The Eyes of Texas are upon him: CHD interviews Longhorns coach Rick Barnes

Rick Barnes has been a head coach since 1987 and is now only a few games away from his 600th career win.  The 4-time Big 12 COY has his team highly ranked yet again as he attempts to make it to postseason play for the 23rd year in a row.  With all the hoopla surrounding Coach K’s march to 1000 career wins, it is worth spending a few moments to  reflect on a coach who is better than ever at age 60.  CHD’s Jon Teitel spoke to Dan Gavitt, VP of Men’s Basketball Championships for the NCAA and a former assistant to Barnes at Providence, about his old boss and what makes him such a great coach. 


Coach Barnes worked as an assistant for several legendary coaches (including Eddie Biedenbach/Wimp Sanderson/Gary Williams): which coach had the greatest impact on him either on or off the court? I would not single out any specific one, as he learned something from all of them, including Joe Harrington at George Mason.

What are your memories of the 1990 NCAA tourney as assistant coach under Rick at Providence (Alex Davis scored 24 points in 27 minutes in a 1-poing overtime win by Ohio State)? It was devastating. If we had won then we would have played #1-seed UNLV, and we really felt like we could upset the Rebels while knowing full-well that the Buckeyes would be tough to get past. I think it was the last game of the night so it was just a long day of waiting around until we played.

In the 2002 NCAA tourney after he had become coach at Texas his team made 11 of its first 12 shots en route to a 4-point win over Mississippi State in Dallas: how much of a factor is geography when it comes to winning games in March? I think matchups are more of a factor than geography…but it does not hurt if you can play close to home with more of your fans there rather than far from home in the middle of a hostile environment. In my experience with Rick, matchups are the key.

In the 2004 NCAA tourney Rashad McCants missed a 3-point shot at the buzzer in a 3-point loss by North Carolina: how did he keep his team focused on the next game after such an exciting finish? Rick is one of the most even-keel coaches I know, especially as he has gotten older.
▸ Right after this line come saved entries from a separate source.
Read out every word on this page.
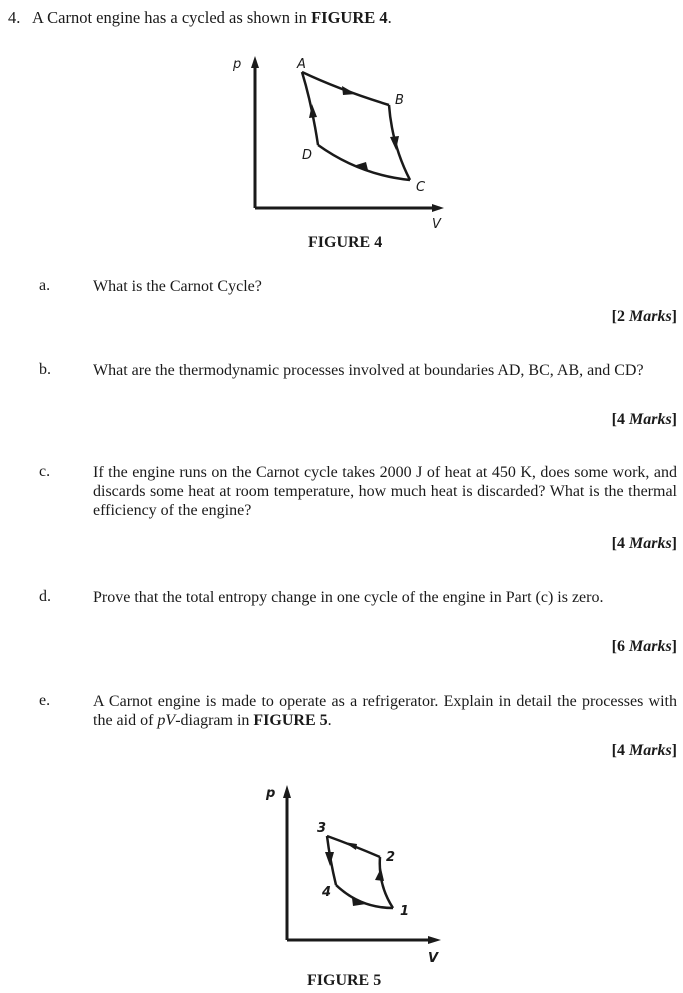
4. A Carnot engine has a cycled as shown in FIGURE 4.
p
V
A
B
C
D
FIGURE 4
a.	What is the Carnot Cycle?
[2 Marks]
b.	What are the thermodynamic processes involved at boundaries AD, BC, AB, and CD?
[4 Marks]
c.	If the engine runs on the Carnot cycle takes 2000 J of heat at 450 K, does some work, and discards some heat at room temperature, how much heat is discarded? What is the thermal efficiency of the engine?
[4 Marks]
d.	Prove that the total entropy change in one cycle of the engine in Part (c) is zero.
[6 Marks]
e.	A Carnot engine is made to operate as a refrigerator. Explain in detail the processes with the aid of pV-diagram in FIGURE 5.
[4 Marks]
p
V
3
2
1
4
FIGURE 5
He never gets too high or too low and his teams play with the poise and confidence that allowthem to be prepared whether they are coming off a great win or a painful loss.

Referee Ted Valentine ejected Barnes with four seconds left in an 8-point loss to Xavier: what caused him to lose his temper, and did you feel the ejection was warranted? I do not remember the ejection, but most referees will tell you that Rick is a very reasonable guy to deal with.

In the 2006 NCAA tourney Glen Davis/Tyrus Thomas combined to score 47 points in a 10-point overtime win by LSU: was there any extra pressure on Coach Barnes to win it all that year after Vince Young led the Longhorns football team to a national title? I doubt it: he is loyal to his school and was thrilled with the football team’s success. He is proud to be a Longhorn.

What are your memories of the 2008 NCAA tourney (he beat his old assistant Frank Haith in a 3-point win over Miami)? He has a great relationship with Frank and is very proud of the success of all his former assistants.

He is the all-time winningest coach in Texas history: what makes him such a great coach, and do you think that anyone will ever break his record? “Ever” is a long time! He loves Texas and I think he will be there a long time and put up numbers that will be hard to break. He is incredibly passionate about the game of basketball and has tremendous relationships with his players and their families. He is constantly looking for ways to improve at his craft and learn more.

He set a school record by leading the Longhorns to the NCAA tourney in each of his 14 seasons in Austin, and his 17 straight tourney appearances through 2012 were tied with Mike Krzyzewski for the longest current streak by an active D-1 coach: do you think he is satisfied with his career so far, or does he feel that he needs to win a title in order to be recognized among the greats? I think he is very comfortable with the work he has put into his profession and the results that he has provided his players and programs. There is no question that his dream has always been to win a national title and that is what drives him, but I think he coaches and lives his life for other reasons than just that. I think he will win a title and it will end up being a great reward for an incredible career, but it does not define who he is as a person.